Closing the Gap Between IEnumerator and IEnumerable

From eqqon

Contents 1 2 Introduction 3 IEnumerable 4 IEnumerator and Iteration Blocks 5 Chaining Iterators to Processing Pipelines 6 class Iterator 7 class Iterator<T>

Ever found yourself writing a custom collection in C# just to be able to pass an IEnumerator into a method that expects IEnumerable? Writing such boilerplate code is never a good idea. The classes Iterator and Iterator<T> presented in this article fill in the missing link from IEnumerator to IEnumerable allowing you to be more productive with iterators.

Introduction

C# defines two interfaces for convenient iteration over a sequence of values or objects. IEnumerable which allows to "foreach" over a collection and is implemented basically by every collection of the .NET framework and IEnumerator which is exposed by an iterator which is the return value of an iteration function. Both interfaces exist in generic and non-generic versions but for simplicity we only talk about the non-generic versions without loss of generality. The definition of IEnumerable is as simple as this:

IEnumerable

interface IEnumerable

{

IEnumerator GetEnumerator();

}

The main purpose of this interface is to allow a syntactically uncomplicated and hence convenient way to iterate over a collection by using the foreach statement. This convenience and the fact, that it is exposed by every standard collection makes IEnumerable the perfect parameter type for methods that accept any kind of collection. A prominent example use case is LINQ which allows to pipeline IEnumerables through a number of cascaded transformation functions.

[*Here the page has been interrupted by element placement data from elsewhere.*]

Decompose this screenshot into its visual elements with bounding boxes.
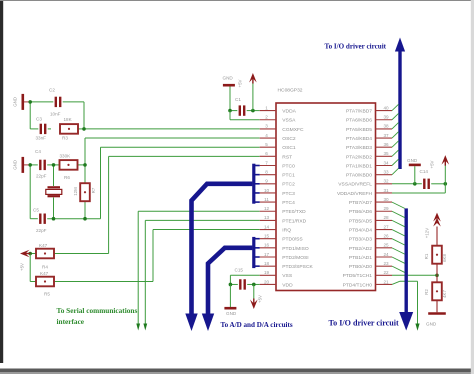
svg-text:PTD1/MISO: PTD1/MISO	[282, 246, 309, 252]
node VSSAD GND tap	[413, 182, 417, 186]
svg-text:21: 21	[383, 279, 389, 284]
svg-text:PTA7/KBD7: PTA7/KBD7	[346, 109, 372, 115]
svg-text:22pF: 22pF	[36, 228, 47, 233]
crystal Q1	[48, 186, 61, 188]
svg-text:23: 23	[383, 261, 389, 266]
resistor R6 330K	[60, 160, 78, 170]
pin 5 OSC1	[260, 146, 276, 148]
wire TXD pin 12 to serial	[138, 210, 260, 212]
bus entry pin 26	[392, 239, 405, 245]
svg-text:PTA0/KBD0: PTA0/KBD0	[346, 173, 372, 179]
svg-text:22pF: 22pF	[36, 174, 47, 179]
svg-text:GND: GND	[13, 160, 18, 170]
svg-text:PTB3/AD3: PTB3/AD3	[349, 237, 372, 243]
svg-text:29: 29	[383, 206, 389, 211]
arrow to A/D right	[202, 314, 214, 332]
svg-text:33: 33	[383, 169, 389, 174]
svg-text:14: 14	[264, 224, 270, 229]
resistor R7 12M	[80, 183, 90, 201]
svg-text:330K: 330K	[60, 153, 72, 158]
svg-text:+5V: +5V	[20, 263, 25, 271]
pin 13 PTE1/RXD	[260, 219, 276, 221]
svg-text:13: 13	[264, 215, 270, 220]
svg-text:+5V: +5V	[258, 295, 263, 303]
svg-text:PTC2: PTC2	[282, 182, 295, 188]
pin 7 PTC0	[260, 165, 276, 167]
supply +5V right	[442, 155, 450, 165]
svg-text:6K8: 6K8	[442, 254, 447, 262]
wire GND2 vertical to bottom row	[29, 165, 31, 219]
wire C2 right vertical	[83, 102, 85, 129]
capacitor C14	[424, 179, 428, 189]
svg-text:PTA4/KBD4: PTA4/KBD4	[346, 136, 372, 142]
wire crystal top row	[30, 164, 38, 166]
pin 8 PTC1	[260, 174, 276, 176]
capacitor C2	[56, 97, 60, 107]
svg-text:20: 20	[264, 279, 270, 284]
pin 11 PTC4	[260, 201, 276, 203]
supply +5V left arrow	[20, 250, 30, 258]
svg-text:PTA3/KBD3: PTA3/KBD3	[346, 145, 372, 151]
wire R7 vertical	[84, 165, 86, 184]
pin 30 PTB7/AD7	[376, 201, 393, 203]
svg-text:OSC2: OSC2	[282, 136, 296, 142]
wire crystal vertical	[53, 165, 55, 186]
node crystal bottom	[52, 217, 56, 221]
op-amp style IC body U1 HC08GP32	[276, 103, 376, 291]
pin 31 VDDAD/VREFH	[376, 192, 393, 194]
svg-text:R1: R1	[424, 253, 429, 259]
pin 27 PTB4/AD4	[376, 229, 393, 231]
pin 33 PTA0/KBD0	[376, 174, 393, 176]
pin 19 VSS	[260, 274, 276, 276]
bus entry pin 38	[392, 123, 399, 129]
svg-text:interface: interface	[57, 317, 85, 326]
bus entry pin 28	[392, 220, 405, 226]
svg-text:GND: GND	[426, 322, 437, 327]
green arrow to A/D	[415, 324, 419, 331]
svg-text:PTD2/MOSI: PTD2/MOSI	[282, 255, 308, 261]
bus entry pin 40	[392, 104, 399, 110]
serial arrow RXD	[143, 324, 147, 331]
pin 21 PTD4/T1CH0	[376, 283, 393, 285]
bus entry pin 37	[392, 132, 399, 138]
node R4 +5V	[28, 252, 32, 256]
svg-text:PTB0/AD0: PTB0/AD0	[349, 264, 372, 270]
svg-text:R3: R3	[62, 135, 68, 140]
wire pin31 VDDAD row	[392, 192, 445, 194]
bus nub pin 11	[255, 201, 260, 203]
svg-text:+5V: +5V	[430, 160, 435, 168]
pin 20 VDD	[260, 283, 276, 285]
capacitor C4	[40, 160, 44, 170]
svg-text:PTA6/KBD6: PTA6/KBD6	[346, 118, 372, 124]
wire VSS pin 19	[230, 274, 259, 276]
svg-text:GND: GND	[226, 311, 237, 316]
svg-text:15: 15	[264, 234, 270, 239]
svg-text:4K7: 4K7	[442, 290, 447, 298]
node VREFH +5V	[444, 182, 448, 186]
bus nub pin 7	[255, 165, 260, 167]
bus entry pin 27	[392, 230, 405, 236]
svg-text:2: 2	[265, 115, 268, 120]
svg-text:26: 26	[383, 234, 389, 239]
svg-text:VSSAD/VREFL: VSSAD/VREFL	[338, 182, 372, 188]
svg-text:17: 17	[264, 252, 270, 257]
page frame decorations	[0, 0, 3, 363]
svg-text:C14: C14	[420, 169, 429, 174]
svg-text:OSC1: OSC1	[282, 145, 296, 151]
svg-text:PTA2/KBD2: PTA2/KBD2	[346, 154, 372, 160]
pin 12 PTE0/TXD	[260, 210, 276, 212]
pin 18 PTD3/SPSCK	[260, 265, 276, 267]
wire C2 row	[30, 101, 53, 103]
svg-text:PTE1/RXD: PTE1/RXD	[282, 218, 306, 224]
bus PTD0-PTD3 bar	[252, 237, 255, 268]
svg-text:38: 38	[383, 124, 389, 129]
svg-text:R4: R4	[42, 264, 48, 269]
ground GND1	[21, 94, 24, 110]
arrow to A/D left	[185, 314, 197, 332]
svg-text:PTA1/KBD1: PTA1/KBD1	[346, 163, 372, 169]
ground GND C15	[224, 307, 236, 310]
pin 37 PTA4/KBD4	[376, 137, 393, 139]
bus entry pin 23	[392, 266, 405, 272]
pin 40 PTA7/KBD7	[376, 110, 393, 112]
bus entry pin 25	[392, 248, 405, 254]
wire R4 row	[30, 253, 36, 255]
arrow to I/O top	[395, 38, 405, 52]
svg-text:22: 22	[383, 270, 389, 275]
bus PTA to I/O driver top	[398, 48, 401, 169]
svg-text:PTB4/AD4: PTB4/AD4	[349, 227, 372, 233]
pin 39 PTA6/KBD6	[376, 119, 393, 121]
svg-text:5: 5	[265, 142, 268, 147]
capacitor C3	[41, 124, 45, 134]
svg-text:PTA5/KBD5: PTA5/KBD5	[346, 127, 372, 133]
node divider	[435, 274, 439, 278]
svg-text:6: 6	[265, 151, 268, 156]
svg-text:36: 36	[383, 142, 389, 147]
svg-text:R5: R5	[44, 292, 50, 297]
svg-text:IRQ: IRQ	[282, 227, 291, 233]
pin 15 PTD0/SS	[260, 238, 276, 240]
svg-text:40: 40	[383, 105, 389, 110]
wire R1 to R2	[436, 264, 438, 283]
node C15 left	[229, 283, 233, 287]
bus entry pin 33	[392, 168, 399, 174]
wire pin 21 to green arrow	[392, 281, 400, 284]
wire top GND to pin1 row	[229, 87, 231, 111]
svg-text:39: 39	[383, 115, 389, 120]
wire +5V C14	[444, 165, 446, 184]
bus nub pin 16	[255, 247, 260, 249]
wire C3-R3 row to pin 3 CGMXFC	[30, 128, 38, 130]
svg-text:PTD4/T1CH0: PTD4/T1CH0	[343, 282, 373, 288]
svg-text:PTB5/AD5: PTB5/AD5	[349, 218, 372, 224]
bus entry pin 39	[392, 113, 399, 119]
svg-text:VDDA: VDDA	[282, 109, 296, 115]
pin 9 PTC2	[260, 183, 276, 185]
svg-text:PTB1/AD1: PTB1/AD1	[349, 255, 372, 261]
supply +5V top middle	[249, 73, 257, 83]
wire GND1 stub to node	[24, 101, 30, 103]
pin 1 VDDA	[260, 110, 276, 112]
pin 4 OSC2	[260, 137, 276, 139]
svg-text:PTD3/SPSCK: PTD3/SPSCK	[282, 264, 313, 270]
svg-text:9: 9	[265, 179, 268, 184]
svg-text:R7: R7	[91, 187, 96, 193]
node C1 left	[228, 109, 232, 113]
bus entry pin 34	[392, 159, 399, 165]
bus entry pin 36	[392, 141, 399, 147]
svg-text:37: 37	[383, 133, 389, 138]
wire R2 to GND	[436, 300, 438, 312]
svg-text:To I/O driver circuit: To I/O driver circuit	[325, 42, 387, 50]
pin 2 VSSA	[260, 119, 276, 121]
svg-text:8: 8	[265, 169, 268, 174]
bus nub pin 17	[255, 256, 260, 258]
svg-text:12M: 12M	[73, 187, 78, 196]
svg-text:VSSA: VSSA	[282, 118, 296, 124]
pin 25 PTB2/AD2	[376, 247, 393, 249]
wire GND14 vertical	[414, 166, 416, 184]
svg-text:33nF: 33nF	[36, 135, 47, 140]
svg-text:+12V: +12V	[425, 228, 430, 238]
wire bottom crystal row	[30, 218, 38, 220]
pin 10 PTC3	[260, 192, 276, 194]
svg-text:C15: C15	[235, 268, 244, 273]
wire GND2 stub	[24, 164, 30, 166]
capacitor C1	[240, 105, 244, 115]
bus entry pin 35	[392, 150, 399, 156]
resistor R5 K47	[36, 277, 54, 287]
svg-text:19: 19	[264, 270, 270, 275]
svg-text:C3: C3	[36, 116, 42, 121]
pin 23 PTB0/AD0	[376, 265, 393, 267]
resistor R3 18K	[60, 124, 78, 134]
bus entry pin 30	[392, 202, 405, 208]
bus nub pin 9	[255, 183, 260, 185]
svg-text:R6: R6	[64, 175, 70, 180]
pin 36 PTA3/KBD3	[376, 146, 393, 148]
node PLL filter	[28, 100, 32, 104]
svg-text:PTC3: PTC3	[282, 191, 295, 197]
wire +12V to R1	[436, 227, 438, 246]
svg-text:32: 32	[383, 179, 389, 184]
pin 6 RST	[260, 155, 276, 157]
svg-text:HC08GP32: HC08GP32	[278, 88, 303, 94]
ground GND2	[21, 157, 24, 173]
svg-text:VDD: VDD	[282, 282, 293, 288]
svg-text:16: 16	[264, 243, 270, 248]
svg-text:C1: C1	[235, 97, 241, 102]
svg-text:12: 12	[264, 206, 270, 211]
bus nub pin 10	[255, 192, 260, 194]
wire C15 right to +5V	[253, 284, 255, 299]
resistor R1 6K8	[432, 246, 442, 264]
node crystal top	[28, 163, 32, 167]
svg-text:PTB7/AD7: PTB7/AD7	[349, 200, 372, 206]
svg-text:3: 3	[265, 124, 268, 129]
svg-text:VDDAD/VREFH: VDDAD/VREFH	[337, 191, 373, 197]
svg-text:24: 24	[383, 252, 389, 257]
pin 32 VSSAD/VREFL	[376, 183, 393, 185]
svg-text:1: 1	[265, 105, 268, 110]
wire pin22 divider row	[392, 274, 437, 276]
svg-text:7: 7	[265, 160, 268, 165]
svg-text:To I/O driver circuit: To I/O driver circuit	[329, 318, 400, 327]
svg-text:GND: GND	[13, 97, 18, 107]
wire C1 row pin 1 VDDA	[230, 110, 237, 112]
svg-text:To A/D and D/A circuits: To A/D and D/A circuits	[221, 321, 293, 329]
node C1 right	[251, 109, 255, 113]
pin 26 PTB3/AD3	[376, 238, 393, 240]
svg-text:+5V: +5V	[238, 79, 243, 87]
ground GND top middle	[223, 84, 235, 87]
svg-text:18K: 18K	[64, 117, 73, 122]
svg-text:28: 28	[383, 215, 389, 220]
pin 24 PTB1/AD1	[376, 256, 393, 258]
svg-text:25: 25	[383, 243, 389, 248]
svg-text:35: 35	[383, 151, 389, 156]
pin 34 PTA1/KBD1	[376, 165, 393, 167]
supply +12V arrow	[433, 213, 441, 222]
svg-text:PTC0: PTC0	[282, 163, 295, 169]
bus nub pin 15	[255, 238, 260, 240]
svg-text:10: 10	[264, 188, 270, 193]
pin 14 IRQ	[260, 229, 276, 231]
capacitor C15	[240, 279, 244, 289]
svg-text:30: 30	[383, 197, 389, 202]
svg-text:27: 27	[383, 224, 389, 229]
svg-text:C5: C5	[33, 208, 39, 213]
svg-text:GND: GND	[407, 158, 418, 163]
svg-text:PTB2/AD2: PTB2/AD2	[349, 246, 372, 252]
resistor R2 4K7	[432, 282, 442, 300]
bus entry pin 24	[392, 257, 405, 263]
wire C15 left to GND	[229, 284, 231, 307]
svg-text:VSS: VSS	[282, 273, 293, 279]
svg-text:K47: K47	[40, 271, 49, 276]
wire IRQ pin 14	[152, 230, 154, 282]
wire +5V down to R5	[29, 254, 31, 282]
svg-text:4: 4	[265, 133, 268, 138]
wire OSC2 from node Q up to pin 4	[84, 138, 86, 165]
bus entry pin 29	[392, 211, 405, 217]
capacitor C5	[40, 214, 44, 224]
svg-text:PTC4: PTC4	[282, 200, 295, 206]
wire +5V arrow to pin1 row	[252, 83, 254, 111]
ground GND R2	[428, 312, 446, 315]
wire pin32 VSSAD row	[392, 183, 422, 185]
pin 3 CGMXFC	[260, 128, 276, 130]
bus PTD tap to A/D arrow	[208, 248, 252, 314]
svg-text:PTD5/T1CH1: PTD5/T1CH1	[343, 273, 373, 279]
wire OSC1 up to pin 5	[100, 147, 102, 219]
node C15 right	[252, 283, 256, 287]
svg-text:PTC1: PTC1	[282, 173, 295, 179]
pin 35 PTA2/KBD2	[376, 155, 393, 157]
svg-text:10nF: 10nF	[50, 111, 61, 116]
arrow to I/O bottom	[399, 312, 413, 331]
svg-text:PTE0/TXD: PTE0/TXD	[282, 209, 306, 215]
wire RST pin 6	[109, 155, 260, 157]
svg-text:34: 34	[383, 160, 389, 165]
wire GND down to pin 2 VSSA	[229, 111, 231, 120]
svg-text:CGMXFC: CGMXFC	[282, 127, 304, 133]
pin 22 PTD5/T1CH1	[376, 274, 393, 276]
bus nub pin 18	[255, 265, 260, 267]
svg-text:C4: C4	[35, 149, 41, 154]
wire GND1 vertical	[29, 102, 31, 129]
ground GND C14	[409, 164, 421, 167]
pin 17 PTD2/MOSI	[260, 256, 276, 258]
wire RXD pin 13 to serial	[145, 219, 259, 221]
svg-text:PTB6/AD6: PTB6/AD6	[349, 209, 372, 215]
svg-text:11: 11	[264, 197, 269, 202]
resistor R4 K47	[36, 249, 54, 259]
pin 16 PTD1/MISO	[260, 247, 276, 249]
svg-text:To Serial communications: To Serial communications	[57, 306, 138, 315]
svg-text:R2: R2	[424, 289, 429, 295]
wire VDD C15 row pin 20	[230, 283, 237, 285]
svg-text:PTD0/SS: PTD0/SS	[282, 237, 303, 243]
svg-text:RST: RST	[282, 154, 292, 160]
bus PTB to I/O driver bottom	[405, 208, 408, 313]
wire R5 row to IRQ riser	[30, 281, 36, 283]
supply +5V bottom middle arrow down	[250, 300, 258, 310]
pin 28 PTB5/AD5	[376, 219, 393, 221]
bus PTC0-PTC4 bar	[252, 164, 255, 204]
pin 29 PTB6/AD6	[376, 210, 393, 212]
svg-text:K47: K47	[39, 243, 48, 248]
bus PTC tap to serial-comm arrow	[192, 184, 253, 314]
bus nub pin 8	[255, 174, 260, 176]
svg-text:C2: C2	[49, 88, 55, 93]
svg-text:31: 31	[383, 188, 389, 193]
serial arrow TXD	[136, 324, 140, 331]
svg-text:GND: GND	[223, 76, 234, 81]
pin 38 PTA5/KBD5	[376, 128, 393, 130]
svg-text:18: 18	[264, 261, 270, 266]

Strictly speaking IEnumerable is just a wrapper for IEnumerator which enables foreach magic for any type which implements it. So let's have a look at IEnumerator:

IEnumerator and Iteration Blocks

interface IEnumerator

{

void Reset();

bool MoveNext();

object Current{ get; }

}

Obviously IEnumerator is the typical interface of an iterator. To create a custom iterator (an object exposing interface IEnumerator) there are two major approaches. Your class can "manually" implement the IEnumerator interface. The second and much more interesting one makes use of C# compiler magic and is called iterator block:

Example iterator block which generates the first 7 elements of the Fibonacci sequence

IEnumerator SimpleIterator()

{

yield return 1;

yield return 1;

yield return 2;

yield return 3;

yield return 5;

yield return 8;

yield return 13;

}

Here is an iterator block which generates a Fibonacci sequence of arbitrary length

IEnumerator<int> Fibonacci(int count)

{

int n0=0;

int n1=1;

for(int i=0; i<count; i++)

{

yield return n1;

int next = n0 + n1;

n0 = n1;

n1 = next;

}

}

The iterator block is a method, indexer or property-getter which returns IEnumerator or IEnumerator<T>. This is an incredibly useful and even more convenient way to write custom iterators. Moreover iterator blocks are evaluated on demand only so they are the most efficient way to handle large sequences, transformation pipelines or sequences which are created by a mathematical function without consuming memory unnecessarily. If one chains together a number of iterators each iteration block pulls objects from its underlying iterator on each iteration step.

Chaining Iterators to Processing Pipelines

Example of chaining iteration blocks

IEnumerator<int> FibonacciSquared(int count)

{

var inner_iterator = Fibonacci(count);

while(inner_iterator.MoveNext())

{

int n = inner_iterator.Current;

yield return n * n;

}

}

For the sake of improved readability I prefer to use the foreach statement over manually incrementing the iterator via the IEnumerator interface but this is not directly supported by C#. Writing a custom collection which implements IEnumerable to wrap the iterator block just to be able to foreach over the iterator block is nonsense. Besides some classes may expose several iterators which support different ways of traversal (i.e. bottom-up vs. top-down iteration over a tree). Also if one wants to use a custom iterator with LINQ the conversion from IEnumerator to IEnumerable is necessary. The solution is simple and elegant:

Example of foreach-ing over an iteration block using our featured class Iterator<T>

IEnumerator<int> FibonacciSquared(int count)

{

foreach( int n in new Iterator<int>( Fibonacci(count)))

{

yield return n*n;

}

}

Example of using LINQ with an iteration block called Traverse which enumerates all nodes in a tree.

var nodes = new Iterator( tree.Traverse()); // <--- Traverse is an iteration block and returns an IEnumerator which cannot directly be fed into a LINQ query.

var leaves = from n in nodes where n.IsLeaf() select n;

class Iterator

Iterator is a generalized wrapper to "convert" IEnumerator into IEnumerable.

public class Iterator : IEnumerable
{
    IEnumerator m_iterator;

    public Iterator(IEnumerator iter)
    {
        m_iterator = iter;
    }

    public Iterator(IEnumerable enumerable)
    {
        m_iterator = enumerable.GetEnumerator();
    }

    IEnumerator IEnumerable.GetEnumerator()
    {
        return m_iterator;
    }
}

class Iterator<T>

The generic version of Iterator.

public class Iterator<T> : IEnumerable<T>
{
    IEnumerator<T> m_iterator;

    public Iterator(IEnumerator<T> iter)
    {
        m_iterator = iter;
    }

    public Iterator(IEnumerable<T> enumerable)
    {
        m_iterator = enumerable.GetEnumerator();
    }

    public IEnumerator<T> GetEnumerator()
    {
        return m_iterator;
    }

    IEnumerator IEnumerable.GetEnumerator()
    {
        return (IEnumerator)m_iterator;
    }
}

--Henon 01:00, 21 April 2008 (CEST)